SI-10: Information Input Validation
The information system checks the validity of [Assignment: organization-defined information inputs].
|V-72871||PostgreSQL must check the validity of all data inputs except those specifically identified by the organization.||skipped|
|V-72873||PostgreSQL and associated applications must reserve the use of dynamic code execution for situations that require it.||skipped|
|V-72875||PostgreSQL and associated applications, when making use of dynamic code execution, must scan input data for invalid values that may indicate a code i njection attack.||skipped|
|V-72907||When invalid inputs are received, PostgreSQL must behave in a predictable and documented manner that reflects organizational and system objectives.||failed|
Checking the valid syntax and semantics of information system inputs (e.g., character set, length, numerical range, and acceptable values) verifies that inputs match specified definitions for format and content.
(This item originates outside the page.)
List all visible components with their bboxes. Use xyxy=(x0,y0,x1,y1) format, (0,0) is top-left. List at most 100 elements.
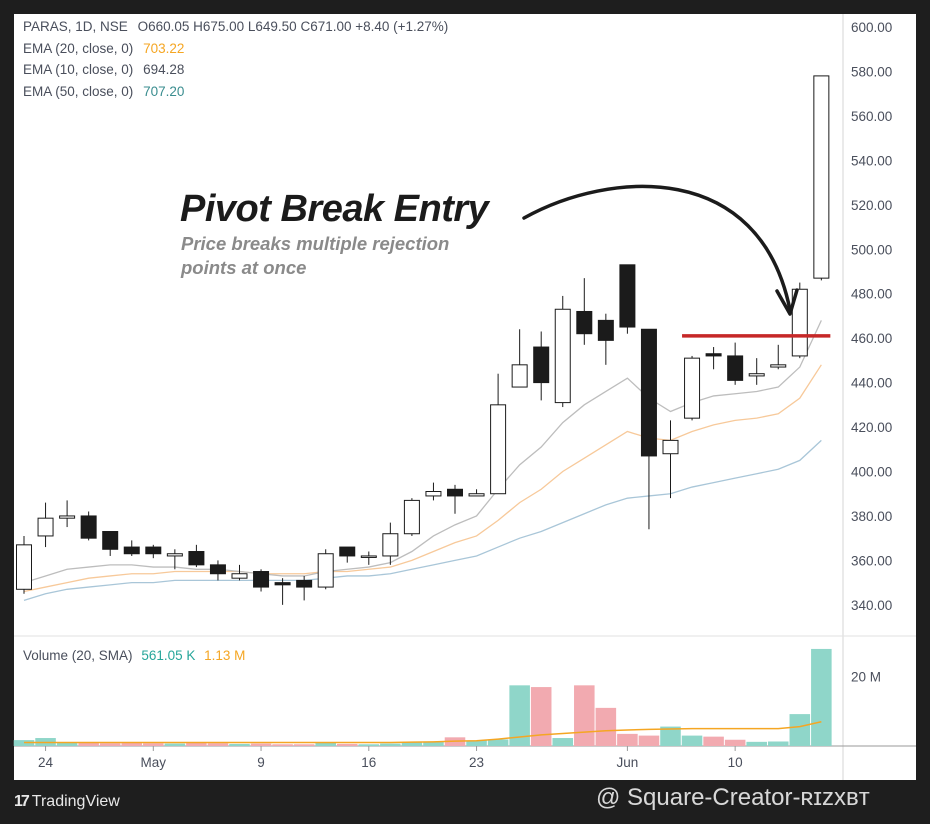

Software applications typically follow well-defined protocols that use structured messages (i.e., commands or queries) to communicate between software modules or system components. Structured messages can contain raw or unstructured data interspersed with metadata or control information. If software applications use attacker-supplied inputs to construct structured messages without properly encoding such messages, then the attacker could insert malicious commands or special characters that can cause the data to be interpreted as control information or metadata. Consequently, the module or component that receives the tainted output will perform the wrong operations or otherwise interpret the data incorrectly. Prescreening inputs prior to passing to interpreters prevents the content from being unintentionally interpreted as commands. Input validation helps to ensure accurate and correct inputs and prevent attacks such as cross-site scripting and a variety of injection attacks.